O ministro do Supremo Tribunal Federal (STF) Flávio Dino ingressou com uma ação por danos morais no Tribunal de Justiça do Rio de Janeiro (TJRJ) contra um funcionário da Assembleia Legislativa do Rio de Janeiro (Alerj). O magistrado pede uma indenização de R$ 30 mil, alegando ter sido alvo de ofensas proferidas em um grupo de WhatsApp no ano passado.
Segundo a ação, em 2023, quando Dino ainda ocupava o cargo de ministro da Justiça, o servidor afirmou em um grupo de assuntos do condomínio que o atual ministro do STF “se associa ao crime organizado”, além de chamá-lo de “vagabundo” e “petralha”, termo criado pelo jornalista Reinaldo Azevedo.
Na ocasião, o Ministério Público denunciou o funcionário, e o caso foi tratado como ação criminal. Para encerrar o processo, o servidor aceitou pagar um salário-mínimo como acordo judicial.
Agora, na ação cível, a defesa de Dino sustenta que os xingamentos extrapolaram o direito à liberdade de expressão e foram direcionados ao então ministro com o claro objetivo de atingi-lo publicamente.
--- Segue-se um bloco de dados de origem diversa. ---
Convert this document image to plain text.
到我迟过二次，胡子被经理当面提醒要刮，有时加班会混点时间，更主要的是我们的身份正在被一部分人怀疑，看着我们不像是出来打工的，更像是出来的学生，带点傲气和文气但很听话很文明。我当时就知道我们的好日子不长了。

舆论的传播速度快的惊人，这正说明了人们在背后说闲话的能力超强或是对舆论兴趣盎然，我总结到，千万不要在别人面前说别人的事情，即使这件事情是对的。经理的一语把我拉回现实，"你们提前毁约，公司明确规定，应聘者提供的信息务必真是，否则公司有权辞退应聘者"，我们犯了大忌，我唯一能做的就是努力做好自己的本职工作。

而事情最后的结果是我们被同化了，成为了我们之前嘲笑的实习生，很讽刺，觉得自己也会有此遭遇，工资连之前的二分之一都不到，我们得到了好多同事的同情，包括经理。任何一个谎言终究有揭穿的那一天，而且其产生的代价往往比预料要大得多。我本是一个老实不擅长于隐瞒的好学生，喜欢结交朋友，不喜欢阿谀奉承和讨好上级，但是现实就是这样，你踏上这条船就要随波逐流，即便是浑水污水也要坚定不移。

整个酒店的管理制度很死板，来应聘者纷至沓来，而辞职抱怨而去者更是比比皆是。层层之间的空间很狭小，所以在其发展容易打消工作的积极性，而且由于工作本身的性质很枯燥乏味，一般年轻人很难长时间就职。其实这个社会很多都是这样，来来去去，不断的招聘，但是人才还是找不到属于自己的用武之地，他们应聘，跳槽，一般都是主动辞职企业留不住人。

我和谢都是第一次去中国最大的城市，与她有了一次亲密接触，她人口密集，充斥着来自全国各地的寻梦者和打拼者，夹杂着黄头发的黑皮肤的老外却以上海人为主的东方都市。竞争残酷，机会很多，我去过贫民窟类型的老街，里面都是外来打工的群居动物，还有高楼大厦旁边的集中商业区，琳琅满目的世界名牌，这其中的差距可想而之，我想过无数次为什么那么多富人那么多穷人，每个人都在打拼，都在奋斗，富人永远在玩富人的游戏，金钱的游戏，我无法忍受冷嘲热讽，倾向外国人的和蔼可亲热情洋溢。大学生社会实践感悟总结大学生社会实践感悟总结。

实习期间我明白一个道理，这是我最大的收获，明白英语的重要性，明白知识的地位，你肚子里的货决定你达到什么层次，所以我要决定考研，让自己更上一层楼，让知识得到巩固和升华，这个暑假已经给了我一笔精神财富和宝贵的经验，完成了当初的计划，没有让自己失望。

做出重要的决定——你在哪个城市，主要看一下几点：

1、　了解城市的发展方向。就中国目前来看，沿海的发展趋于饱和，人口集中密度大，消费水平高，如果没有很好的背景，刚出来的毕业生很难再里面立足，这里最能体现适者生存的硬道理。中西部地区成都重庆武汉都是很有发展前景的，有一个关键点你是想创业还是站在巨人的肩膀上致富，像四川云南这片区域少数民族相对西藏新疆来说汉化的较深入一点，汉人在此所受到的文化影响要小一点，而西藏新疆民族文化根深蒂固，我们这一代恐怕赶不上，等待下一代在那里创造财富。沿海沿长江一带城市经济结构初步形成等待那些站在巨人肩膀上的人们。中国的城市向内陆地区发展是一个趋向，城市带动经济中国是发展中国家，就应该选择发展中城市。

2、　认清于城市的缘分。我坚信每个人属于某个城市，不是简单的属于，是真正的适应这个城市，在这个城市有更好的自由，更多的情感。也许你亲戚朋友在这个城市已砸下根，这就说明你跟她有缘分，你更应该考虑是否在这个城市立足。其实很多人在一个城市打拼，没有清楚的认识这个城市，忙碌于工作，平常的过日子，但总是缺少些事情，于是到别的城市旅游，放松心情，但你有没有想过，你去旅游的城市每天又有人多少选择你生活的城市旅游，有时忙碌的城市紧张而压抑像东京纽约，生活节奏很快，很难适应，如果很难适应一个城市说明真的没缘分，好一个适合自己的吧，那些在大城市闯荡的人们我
A petição alega que as acusações são infundadas e causaram prejuízos à imagem de Dino como agente público. O processo segue em tramitação no Tribunal de Justiça do Rio de Janeiro.
Na quinta-feira (22), Flávio Dino, durante sessão no STF, leu um comentário que recebeu pela ouvidoria da Corte que o chamava o de “rocambole do inferno”.
“Eu recebi hoje, vindo da ouvidoria do Supremo, uma postagem muito gentil de um cidadão. ‘O ladrão, esse bandido, estava nas ruas pedindo a anistia para ladrão de banco, assassinos’. Ai cita, Gilberto Gil, Caetano Veloso, Dilma Rousseff e outros. Eu tinha 11 anos e posso garantir que estava jogando bola, brincando de carrinho. Ele disse que eu sou canalha (…) Ele me chama de Rocambole do inferno”.